Robbins
v. DeBuono,
218 F.3d 197 (2nd Cir. 2000)-Nova
H. Robbins sued representatives of the New York State Department of Health and
the Monroe County Department of Social Services, alleging that in enforcing the
policy of attributing or deeming income of an institutionalized spouse to a
community spouse, they violated the anti-alienation provisions of the Social
Security Act, 42 U.S.C. § 407 and of 29 U.S.C. §1056(d)(1). The practice
stemmed from New York's "income-first" method of enforcement of the
1988 Spousal Impoverishment Amendments to the Medicaid Act.
The
purpose of that statute was "to end [the] pauperization [of the community
spouse] by assuring that [he or she] has a sufficient -- but not excessive --
amount of income and resources" when the other spouse must go into a
nursing home. Here,
Ms. Robbins' monthly income was far below the amount federal and state law
allows the "community spouse" of an institutionalized Medicaid
recipient to retain.
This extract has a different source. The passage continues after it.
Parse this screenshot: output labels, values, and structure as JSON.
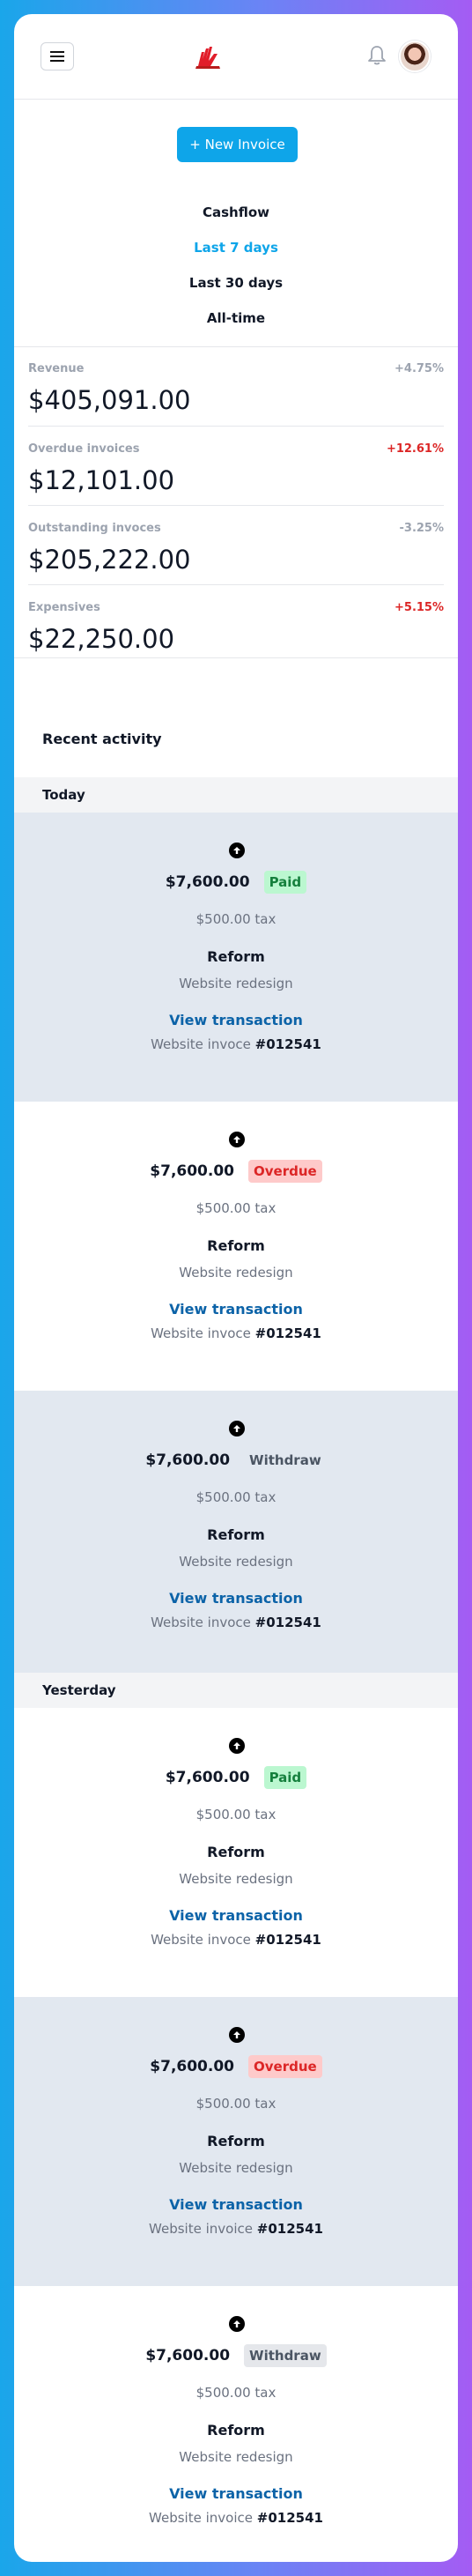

However, under New York's "income-first
approach," her husband's Social Security and pension amounts would be
attributed to her, meaning that her resource allowance would not be increased.
This
court concluded that this method of determining maintenance needs did violate
the Social Security Act's anti-alienation provision, but not those of ERISA,
which "sweep far less broadly." Section 407(a) of the SSA states that
payments shall not be "subject to execution, levy, attachment, garnishment,
or other legal process." In this case, the defendants' actions constituted
"legal process," since the DSS had the power to sue recipients for
recovery of its Medicaid payments if it determined that one spouse had the
assets to pay for the other's care.
ERISA's
anti-alienation provision, 29 U.S.C. § 1056(d)(1), the court determined, was
not implicated, since the majority view of the Courts of Appeal is that the
statutory scheme protects benefits only while the plan administrator holds them
and not after they reach the hands of the beneficiary.